木々の枝先にはちょんちょんと賑やかなほど葉っぱの赤ちゃんが眠っていた。

もうあと1、2週間もすれば山は一気に色めき立つだろうと夏が言っていた。

春樹は楽しみでしょうがない。


山の空気を存分に吸いながら、のっしのっしと闊歩する後ろ姿はいつのまにやら頼もしくなってきていた。

希望や夢を背負う元気な背中。


その背中に、聞き慣れない可愛らしい声がぶつかった。


「…ねぇ。」

振り向くと、小柄で華奢だが至って健康そうな肌色の少女が立っていた。

「ここでなにしてんの。」

ちょっと刺のある言い方に、春樹は怯んだ。

「何って…散歩…。」

「はぁ。ここはおじいちゃんの山よ。勝手に入らないで。」

両手を腰に当て、仁王立ちの少女。
初対面だというのに、あんまりにも不躾すぎる気もするが、少女の凛とした顔立ちや雰囲気に魅せられて春樹は苛立ちを感じなかった。

「早く帰って!」

尚も発せられる不躾な言葉に、ようやく春樹に懸念が浮上する。

そもそもこの山は春樹の両親が買った山だ。

無言で睨みつける春樹に怯んだのか、少女は腰にやっていた手を下ろした。


「…まぁ、いいわ。今日だけだからね。まったく。
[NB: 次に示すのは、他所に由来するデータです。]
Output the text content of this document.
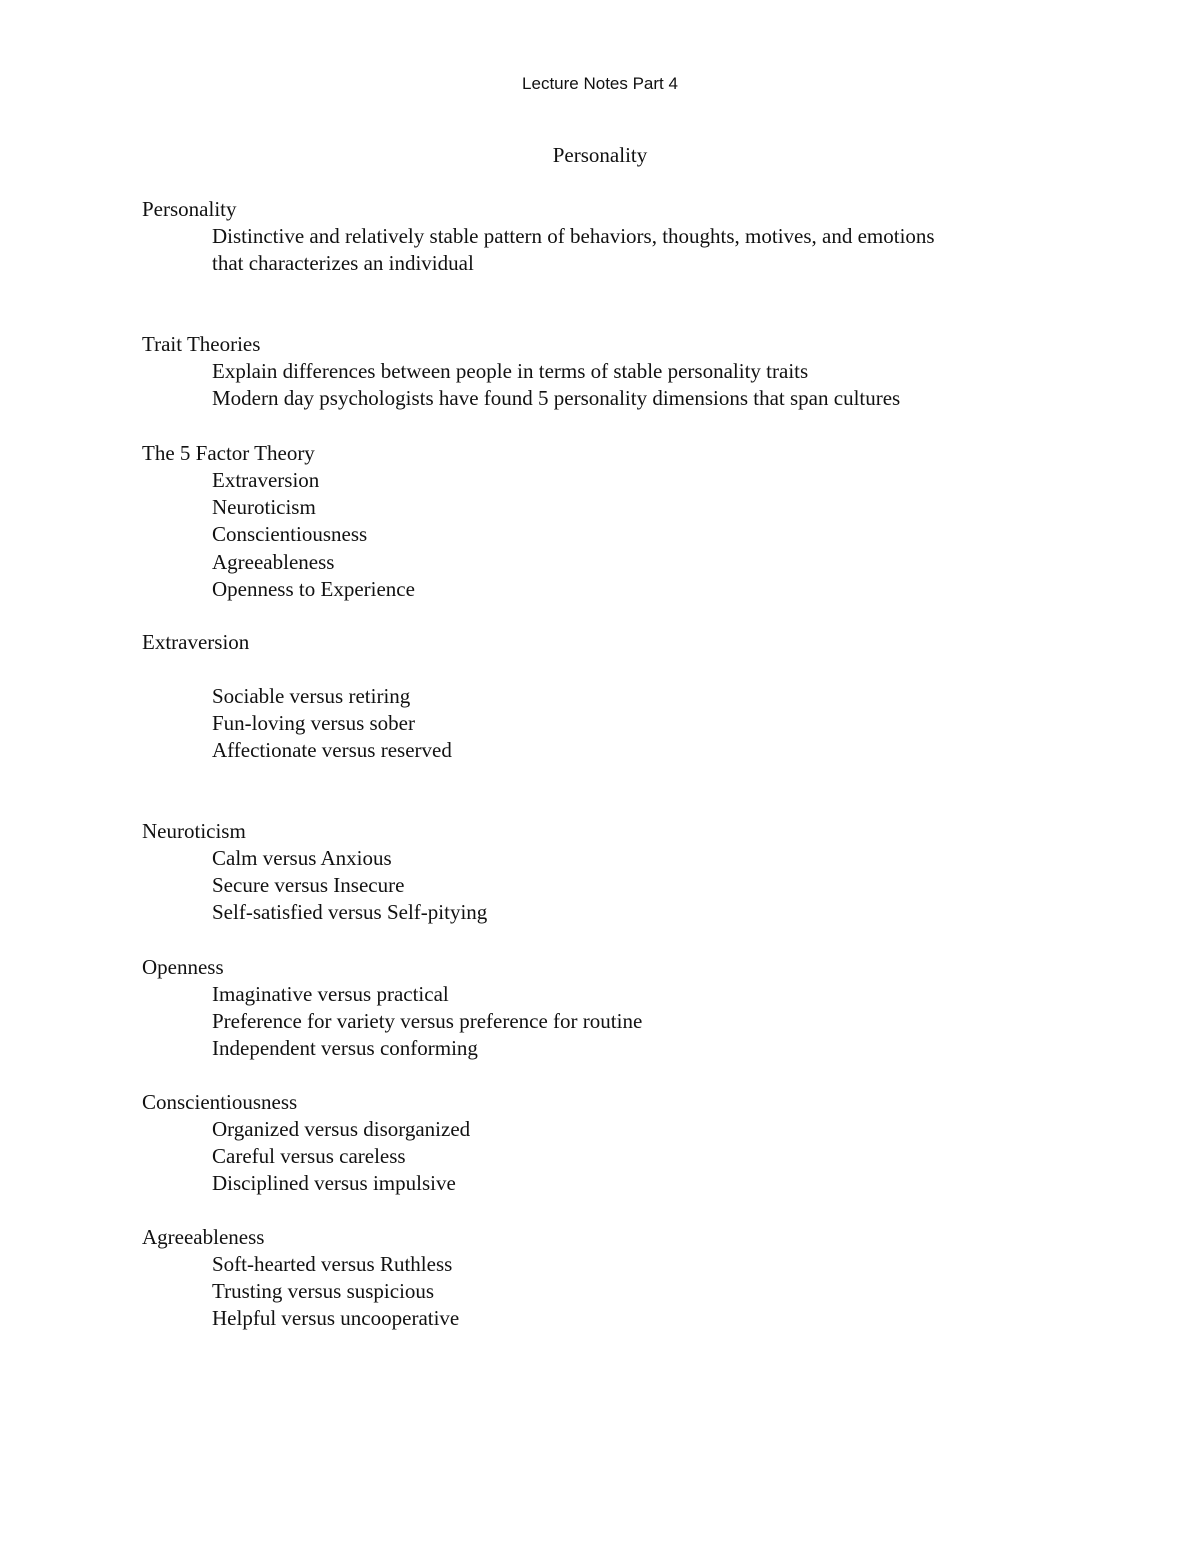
Lecture Notes Part 4
Personality
Personality
Distinctive and relatively stable pattern of behaviors, thoughts, motives, and emotions
that characterizes an individual
Trait Theories
Explain differences between people in terms of stable personality traits
Modern day psychologists have found 5 personality dimensions that span cultures
The 5 Factor Theory
Extraversion
Neuroticism
Conscientiousness
Agreeableness
Openness to Experience
Extraversion
Sociable versus retiring
Fun-loving versus sober
Affectionate versus reserved
Neuroticism
Calm versus Anxious
Secure versus Insecure
Self-satisfied versus Self-pitying
Openness
Imaginative versus practical
Preference for variety versus preference for routine
Independent versus conforming
Conscientiousness
Organized versus disorganized
Careful versus careless
Disciplined versus impulsive
Agreeableness
Soft-hearted versus Ruthless
Trusting versus suspicious
Helpful versus uncooperative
」

そう言ってくるっと身を反転し、目的を持った足どりで歩いていく。

少女のつま先の向かうところは春樹の家だ。

温かみのあるログハウス。

迷うことなくそこへ向かっている。


急な展開に訳がわからず、春樹はとりあえずその様子をじっと見ていた。


少女はまっすぐ玄関までたどり着くと、インターホンも鳴らさずに勢いよくレリーフの頑丈な扉を開けた。

「おじいちゃーん!ゆきよ!遊びに…ひぃっ!」

どうやら夏の知り合いでもないらしい。
玄関掃除をしていた夏を認識するなり、少女は驚いて一歩退いた。